Tolstoy, ustalık dönemi eseri olan bu uzun öyküde; kariyer basamaklarını hızla tırmanmış ve başkalarınca imrenilecek bir hayat yaşamış birinin ölümünü yüzümüze ayna gibi tutarak kendimizi sorgulama olanağı sunar.
Kahramanımız İvan İlyiç Golovin alışılmışın aksine ne Prens Oblonskiy gibi yüksek sosyeteden ne de arabacı Fyodor gibi sıradan biridir. O, toplumun birbirine tamamen zıt bu farklı katmanlarını orta bir noktada birleştiren, her iki kesimce de kabul edilebilir makul ölçülerde Çar’a, yasalara ve görevine bağlı ideal bir memur tipidir.

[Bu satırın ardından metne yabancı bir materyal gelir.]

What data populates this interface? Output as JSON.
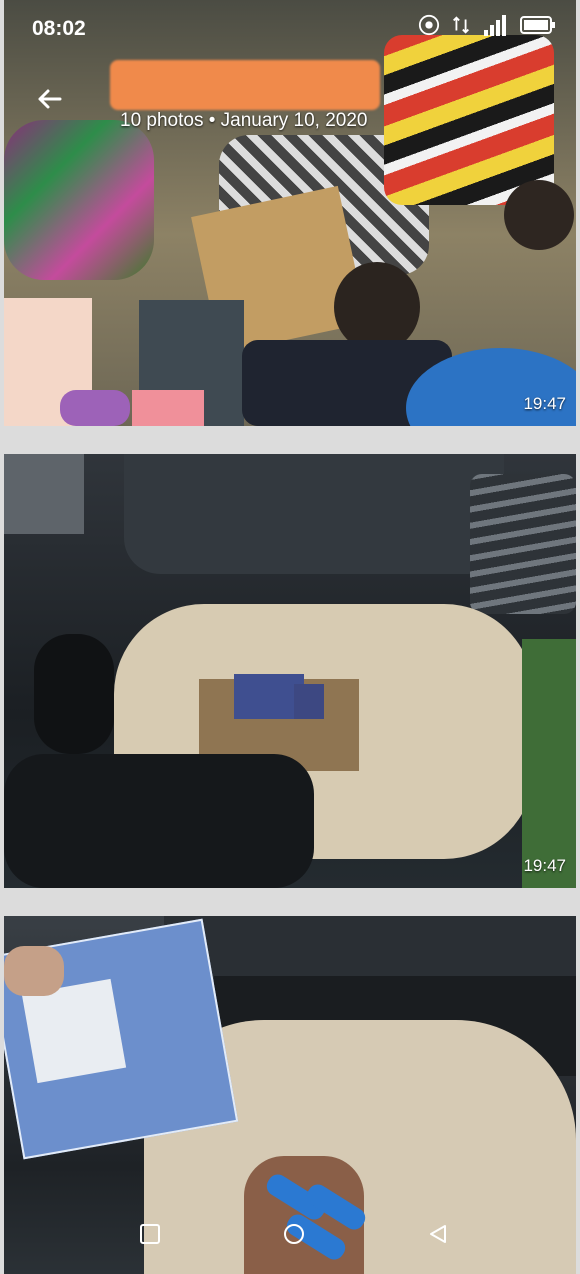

İvan İlyiç, toplumsal yargıların biçimlendirip önümüze koyduğu ideal bir vitrin modelidir aslında. Aradan geçen yüzyıla rağmen vitrindeki tazeliğinden hiçbir şey kaybetmediği gibi oradan bakıp bize göz kırpmaya da devam ediyor.
Öyküyü okuyan Çaykovskiy, Tolstoy’dan insanlığın gördüğü en büyük yazar olarak bahsedecek: ‘Bir tek onun varlığı bile Rus halkının gelişmiş medeniyetler içinde kendine onurlu bir yer bulmasına yeterdir,’ diyecektir.